Smalls was one of 17 students to graduate Aug. 2 from the Living Marine Resources Cooperative Science Center, an educational partnership program with National Oceanic and Atmospheric Administration and various universities. The program strives to bring more minorities into the environmental science fields. Many of the participating universities are, like Cheyney, historically black colleges. Cheyney, which is about half an hour from Philadelphia, is the oldest historically black university in the nation.
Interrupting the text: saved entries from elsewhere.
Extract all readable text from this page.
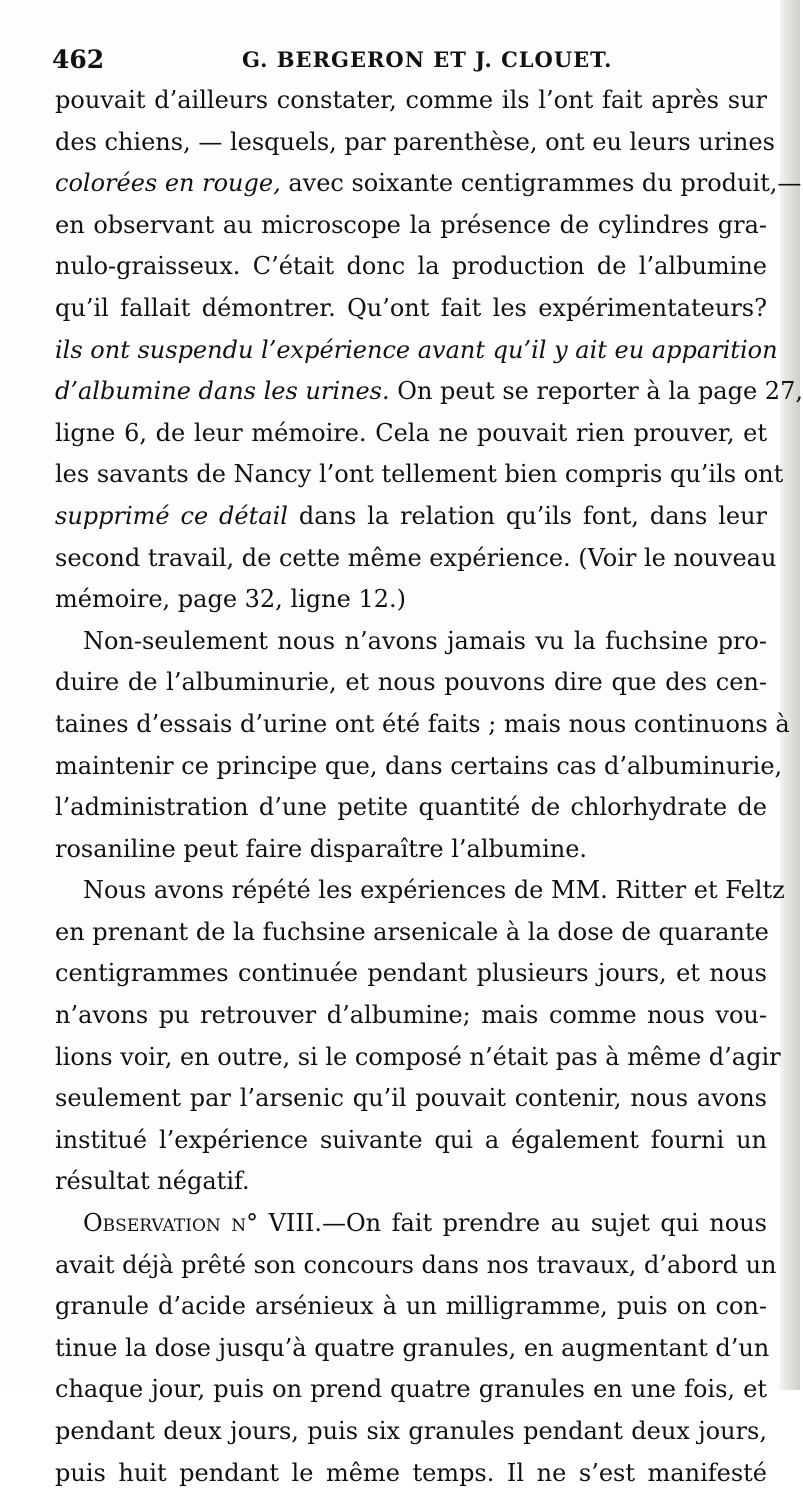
462	G. BERGERON ET J. CLOUET.
pouvait d’ailleurs constater, comme ils l’ont fait après sur
des chiens, — lesquels, par parenthèse, ont eu leurs urines
colorées en rouge, avec soixante centigrammes du produit,—
en observant au microscope la présence de cylindres gra-
nulo-graisseux. C’était donc la production de l’albumine
qu’il fallait démontrer. Qu’ont fait les expérimentateurs?
ils ont suspendu l’expérience avant qu’il y ait eu apparition
d’albumine dans les urines. On peut se reporter à la page 27,
ligne 6, de leur mémoire. Cela ne pouvait rien prouver, et
les savants de Nancy l’ont tellement bien compris qu’ils ont
supprimé ce détail dans la relation qu’ils font, dans leur
second travail, de cette même expérience. (Voir le nouveau
mémoire, page 32, ligne 12.)
Non-seulement nous n’avons jamais vu la fuchsine pro-
duire de l’albuminurie, et nous pouvons dire que des cen-
taines d’essais d’urine ont été faits ; mais nous continuons à
maintenir ce principe que, dans certains cas d’albuminurie,
l’administration d’une petite quantité de chlorhydrate de
rosaniline peut faire disparaître l’albumine.
Nous avons répété les expériences de MM. Ritter et Feltz
en prenant de la fuchsine arsenicale à la dose de quarante
centigrammes continuée pendant plusieurs jours, et nous
n’avons pu retrouver d’albumine; mais comme nous vou-
lions voir, en outre, si le composé n’était pas à même d’agir
seulement par l’arsenic qu’il pouvait contenir, nous avons
institué l’expérience suivante qui a également fourni un
résultat négatif.
Observation n° VIII.—On fait prendre au sujet qui nous
avait déjà prêté son concours dans nos travaux, d’abord un
granule d’acide arsénieux à un milligramme, puis on con-
tinue la dose jusqu’à quatre granules, en augmentant d’un
chaque jour, puis on prend quatre granules en une fois, et
pendant deux jours, puis six granules pendant deux jours,
puis huit pendant le même temps. Il ne s’est manifesté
Over the past decade, about 140 students have participated in the program, which is housed at the Institute of Marine and Environmental Technology, part of the University of Maryland System. Their summer projects have ranged from work on eelgrass beds to research on crab viruses. They have been in the lab, in the field and all over the Chesapeake region in pursuit of the research.

Some recent interns have gone on to graduate school or jobs in marine science. Smalls is hoping to do both — secure a job in an aquaculture lab, then follow that with an advanced degree.

“I like to be hands on with the fish,” she said.

On choosing a project that focused on a harmful algae, she said: “I know one of the problems is fish kills. We’re looking at ways to treat the water, if it’s possible.”

In her internship, Smalls worked with Allen Place, one of the world’s experts on Karlodinium. Other mentors include Eric Schott, known for his work on molecular pathogens in oysters and crabs in closed aquatic systems; and Rosemary Jagus, who looks at gene control in early development. Jagus also runs the program.

IMET director Russell Hill said the program is so important to his institution - and to science in general — that he tries to never miss the presentation day. He arrived to hear them even though he had returned home at 1 a.m. from Korea — just nine hours before the presentations began.

“This program is a real cornerstone of encouraging diversity in the science community,” Hill said.

Over the years, Jagus has written recommendations and served as a reference for many former interns. A few are getting doctorates at the institution now. That’s especially gratifying, Jagus said, because one of the goals in running the program is to open students up to opportunities at IMET.

“We’re bringing enrichment, or enhancing the knowledge they already have through our molecular techniques,” Jagus said. “It is a really good thing.”